The unfortunate culprit was then suspended from a branch in middle
of the field as an example to the rest of the flock but the following
morning it was gone. The patch of scattered black feathers indicating
that a fox had taken advantage of a free snack of rook on a stick!
If it isn’t rooks it’s rabbits! Last winter we housed
the autumn lambing flock and fed hay and corn but the ewes lost
some body condition and didn’t milk as well as we might have
hoped so this month we have sown a field of fodder rape. This is
a type of brassica that can be grazed by sheep or cattle during
the winter months when grass is in short supply. A convenient heavy
shower of rain followed the drilling and the crop has established
well except in a few patches where it has been gnawed off by rabbits!

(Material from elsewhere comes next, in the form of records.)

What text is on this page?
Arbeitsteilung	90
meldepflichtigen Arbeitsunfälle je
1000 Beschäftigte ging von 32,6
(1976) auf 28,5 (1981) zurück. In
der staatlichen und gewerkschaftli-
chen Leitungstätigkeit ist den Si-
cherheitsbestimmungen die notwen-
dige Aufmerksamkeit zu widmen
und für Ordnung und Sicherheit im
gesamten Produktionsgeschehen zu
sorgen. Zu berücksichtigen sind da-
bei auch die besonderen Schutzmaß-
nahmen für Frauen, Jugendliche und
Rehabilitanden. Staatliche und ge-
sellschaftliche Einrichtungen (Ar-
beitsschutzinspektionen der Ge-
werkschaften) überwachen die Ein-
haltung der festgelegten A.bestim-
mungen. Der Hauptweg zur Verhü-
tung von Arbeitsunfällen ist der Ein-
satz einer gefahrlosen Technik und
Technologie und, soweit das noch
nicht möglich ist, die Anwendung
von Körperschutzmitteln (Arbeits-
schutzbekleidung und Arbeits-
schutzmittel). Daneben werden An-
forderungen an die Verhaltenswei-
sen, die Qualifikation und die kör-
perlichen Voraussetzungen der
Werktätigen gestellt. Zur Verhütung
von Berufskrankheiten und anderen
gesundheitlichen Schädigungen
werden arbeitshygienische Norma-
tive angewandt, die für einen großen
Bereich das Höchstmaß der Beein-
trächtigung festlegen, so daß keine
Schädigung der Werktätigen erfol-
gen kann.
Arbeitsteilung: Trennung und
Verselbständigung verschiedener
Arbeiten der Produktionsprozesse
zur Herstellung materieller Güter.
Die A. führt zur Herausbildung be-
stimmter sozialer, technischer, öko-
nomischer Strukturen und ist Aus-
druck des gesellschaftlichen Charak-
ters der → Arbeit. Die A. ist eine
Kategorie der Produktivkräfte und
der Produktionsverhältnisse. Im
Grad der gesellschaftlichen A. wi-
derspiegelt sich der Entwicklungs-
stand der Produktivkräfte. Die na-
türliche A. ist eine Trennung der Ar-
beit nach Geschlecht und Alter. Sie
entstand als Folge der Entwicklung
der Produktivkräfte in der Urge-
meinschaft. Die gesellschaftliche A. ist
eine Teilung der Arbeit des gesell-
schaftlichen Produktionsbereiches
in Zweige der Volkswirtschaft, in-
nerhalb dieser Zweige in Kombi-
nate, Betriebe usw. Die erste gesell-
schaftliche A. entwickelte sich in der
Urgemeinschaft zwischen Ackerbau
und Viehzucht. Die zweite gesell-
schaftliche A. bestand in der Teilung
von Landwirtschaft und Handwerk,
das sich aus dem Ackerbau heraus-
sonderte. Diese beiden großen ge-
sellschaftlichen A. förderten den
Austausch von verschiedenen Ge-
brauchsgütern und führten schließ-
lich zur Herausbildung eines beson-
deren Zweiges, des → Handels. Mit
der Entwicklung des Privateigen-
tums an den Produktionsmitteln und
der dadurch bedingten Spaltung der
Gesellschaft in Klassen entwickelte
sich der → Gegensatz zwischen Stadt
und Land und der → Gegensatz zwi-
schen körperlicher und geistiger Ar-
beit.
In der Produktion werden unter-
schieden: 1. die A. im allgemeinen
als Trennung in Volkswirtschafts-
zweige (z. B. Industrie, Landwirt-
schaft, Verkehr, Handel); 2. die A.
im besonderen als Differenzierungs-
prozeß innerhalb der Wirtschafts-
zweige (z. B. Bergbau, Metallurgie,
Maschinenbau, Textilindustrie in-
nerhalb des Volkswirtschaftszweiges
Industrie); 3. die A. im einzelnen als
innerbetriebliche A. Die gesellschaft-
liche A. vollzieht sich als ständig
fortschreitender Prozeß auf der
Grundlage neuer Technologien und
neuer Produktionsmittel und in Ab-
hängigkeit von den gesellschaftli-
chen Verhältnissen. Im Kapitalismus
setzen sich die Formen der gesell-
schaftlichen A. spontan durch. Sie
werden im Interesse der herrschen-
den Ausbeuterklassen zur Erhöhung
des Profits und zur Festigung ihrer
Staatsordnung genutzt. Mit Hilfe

The damage is limited so I am inclined to let them enjoy their meal,
relaxed in the knowledge that the fox will probably get them once
he has finished digesting his rook!
In many respects October is the start of the farming year; besides
being the month when the winter cereal crops are sown it is also
the start of the sheep calendar when the rams run with the ewes
during “tupping”. Traditionally Michaelmas, celebrated
on September the 29th, was the day when farm labourers presented
themselves, along with their tools, at the local market town for
hire for the following year. Country folklore has it that you mustn’t
eat blackberries after Michaelmas as the devil has spat on them
because he landed in a bramble patch when he was thrown out of heaven
on St Michael’s Feast Day! The blackberries in the hedgerows
are certainly past their best but the wet summer has suited the
blackthorn which is full of fat sloes and the oak trees are laden
with acorns.
Although winter beckons it is a pleasure to walk through dew- drenched
grass in the early morning to check the cattle as they graze by
the river Dalch; their breath like steam in the chilly air. The
cattle are in prime condition now with rounded rumps; heavy tread
and shining coats, a testament to a summer of plentiful grazing.